On Wed, 17 Aug 2011 00:05:54 -0400, Jonathan M Davis
<jmdavisp...@gmx.com> wrote:

So, the question is, should a range-based function have the same
behavior for
all forward ranges regardless of whether they're value types or
reference types? Or should the caller be aware of whether a range is
a value type or a
reference type and call save if necessary? Or should the caller just
always
call save when passing a forward range to a function?


Probably not helpful, since the establishment seems to be set in their
opinions, but I'd recommend saying ranges are always structs, and get
rid of the save concept, replacing it with an enum solution.  The
current save regime is a fallacy, because it's not enforced.  It's as
bad as c++ const.

At the very least, let's wait until someone actually comes up with a
valid use case for reference-based forward ranges before changing any
code.  So far, all I've seen is boilerplate *RangeObject, no real
usages.

As long as most functions in std.algorithm don't take the ranges as ref
arguments, you need to use a reference-based range whenever you want
the function to consume the original range.

BTW, this is why I suggested earlier that we add a byRef range.  If you
absolutely want the function foo() to consume your range, write

   foo(byRef(myRange));

Do you have a real example besides foo which makes sense on both byRef
and by value ranges?

Well, I did try my hand at writing a parser for a wiki-style markup
language a while ago, which got its input from an input range.

It would look at the front of the range, determine what kind of element
was there (paragraph, heading, bullet list, etc.), and pass the range on
to a specialised function for dealing with that kind of element
(parseHeading(), etc.).

Of course, those functions had to consume the original range, otherwise
the same element would be repeated over and over again.  For simple
cases, this was only a matter of parseWhatever() taking the range by ref,
and everything would work nicely.  Sometimes, however, the range would be
wrapped by another range (such as Take or Until).  If I wanted these to
keep consuming the original range, I had to wrap it with byRef().

This happened often enough, and became annoying enough, that I ended up
using InputRange objects everywhere instead

The problem here seems to be that an input range is used as the base of a forward range.

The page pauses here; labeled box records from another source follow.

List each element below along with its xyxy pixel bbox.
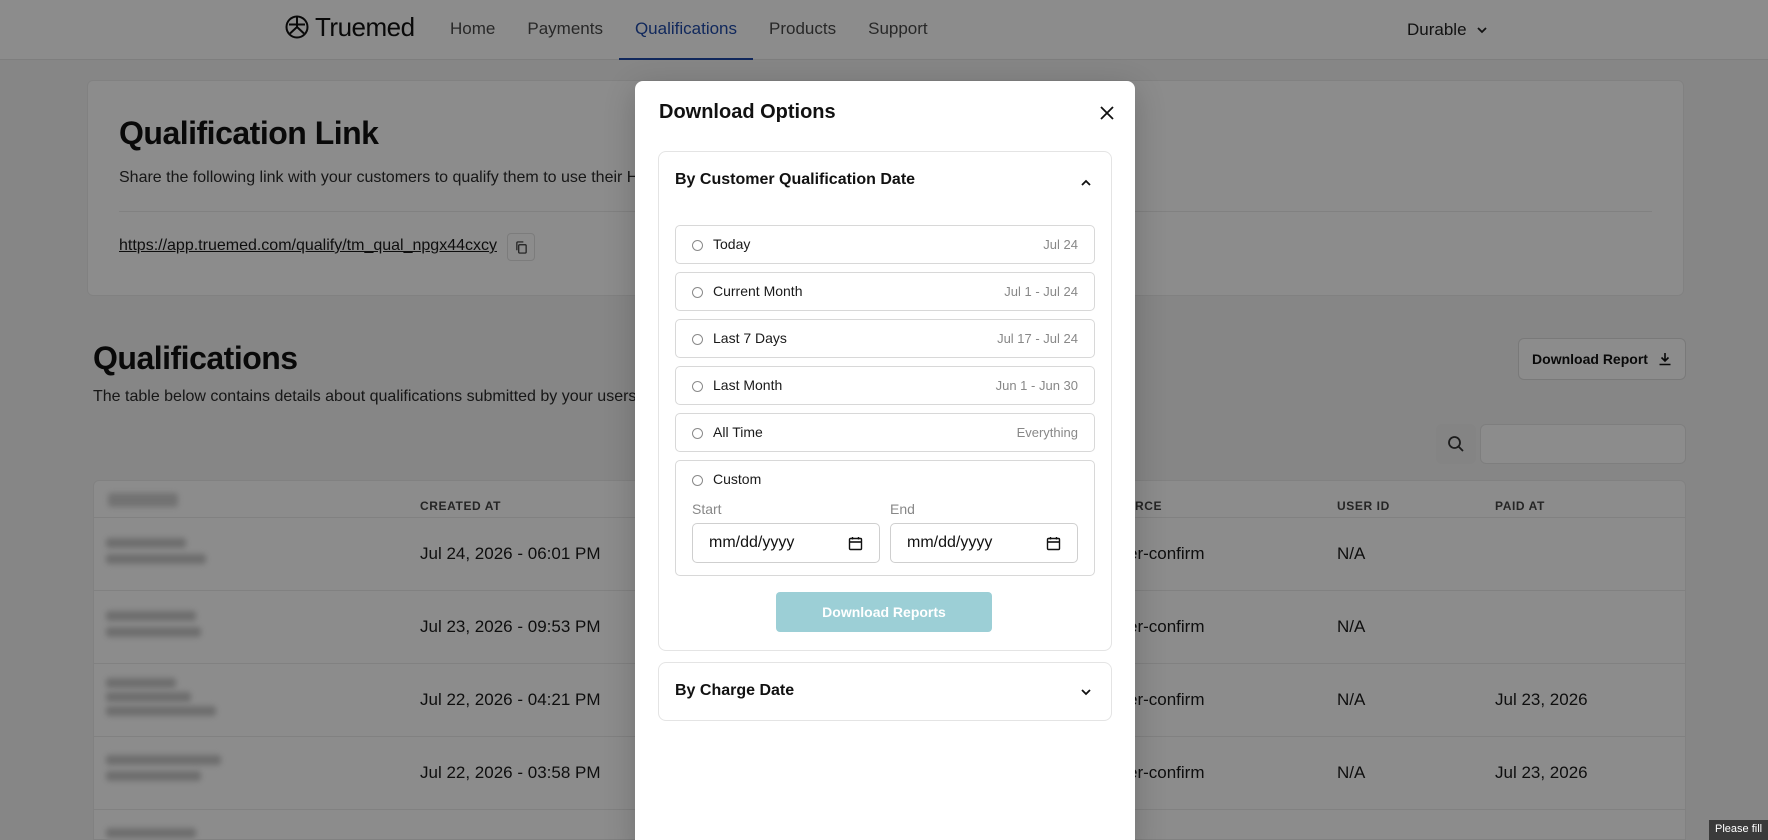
option-label: Today — [713, 236, 751, 252]
option-label: Last 7 Days — [713, 330, 787, 346]
option-range: Jun 1 - Jun 30 — [995, 378, 1078, 393]
calendar-icon[interactable] — [848, 536, 863, 551]
modal-title: Download Options — [659, 101, 836, 123]
download-reports-button[interactable]: Download Reports — [776, 592, 992, 632]
radio-button[interactable] — [692, 287, 703, 298]
calendar-icon[interactable] — [1046, 536, 1061, 551]
option-range: Everything — [1016, 425, 1078, 440]
option-last-7-days[interactable]: Last 7 Days Jul 17 - Jul 24 — [675, 319, 1095, 358]
radio-button[interactable] — [692, 475, 703, 486]
accordion-qualification-date: By Customer Qualification Date Today Jul… — [658, 151, 1112, 651]
option-label: Last Month — [713, 377, 783, 393]
accordion-charge-date[interactable]: By Charge Date — [658, 662, 1112, 721]
option-last-month[interactable]: Last Month Jun 1 - Jun 30 — [675, 366, 1095, 405]
start-date-value: mm/dd/yyyy — [709, 534, 795, 551]
option-label: Current Month — [713, 283, 803, 299]
end-date-label: End — [890, 501, 915, 517]
start-date-input[interactable]: mm/dd/yyyy — [692, 523, 880, 563]
option-label: Custom — [713, 471, 762, 487]
option-range: Jul 17 - Jul 24 — [997, 331, 1078, 346]
validation-tooltip: Please fill — [1709, 820, 1768, 840]
download-options-modal: Download Options By Customer Qualificati… — [635, 81, 1135, 840]
chevron-down-icon[interactable] — [1079, 685, 1093, 699]
accordion-title[interactable]: By Charge Date — [675, 682, 794, 700]
radio-button[interactable] — [692, 334, 703, 345]
radio-button[interactable] — [692, 428, 703, 439]
close-icon — [1100, 106, 1114, 120]
end-date-input[interactable]: mm/dd/yyyy — [890, 523, 1078, 563]
radio-button[interactable] — [692, 381, 703, 392]
option-all-time[interactable]: All Time Everything — [675, 413, 1095, 452]
option-label: All Time — [713, 424, 763, 440]
end-date-value: mm/dd/yyyy — [907, 534, 993, 551]
option-custom[interactable]: Custom Start End mm/dd/yyyy mm/dd/yyyy — [675, 460, 1095, 576]
chevron-up-icon[interactable] — [1079, 176, 1093, 190]
option-range: Jul 1 - Jul 24 — [1004, 284, 1078, 299]
option-current-month[interactable]: Current Month Jul 1 - Jul 24 — [675, 272, 1095, 311]
start-date-label: Start — [692, 501, 722, 517]
option-range: Jul 24 — [1043, 237, 1078, 252]
radio-button[interactable] — [692, 240, 703, 251]
close-button[interactable] — [1096, 102, 1118, 124]
accordion-title[interactable]: By Customer Qualification Date — [675, 171, 915, 189]
option-today[interactable]: Today Jul 24 — [675, 225, 1095, 264]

A forward range is much different than an input range, in that an input range destroys the data as it iterates, whereas the forward range does not.

I would say that anything that is forward range or above should never be a reference type, but anything that is strictly an input range *should* actually be a reference type (hey, I switched opinions!). The issue is that all forward ranges are input ranges.

Note that while I asked for a real example of an *algorithm*, you gave me an example of a *type* that doesn't forwar the desired behavior. I see the point however, and I think a different style of thinking is needed. That is, accepting a ref range is not guaranteed to make any range into a destructive input range, you do need a byRef range.

In any case, I think I found a more straightforward example of something that can accept either: walkLength. walkLength doesn't care whether the data gets destroyed or not, it's just counting stuff. So there is legitimate reason for something to accept both an input and forward+ range.

So what I think we need is one more isXRange to determine "is this an input range and *only* an input range?" That is, is this a *destructive* input range. In the current implementation, this would mean isInputRange!R && !isForwardRange!R

I still dislike save and how useless it is, though.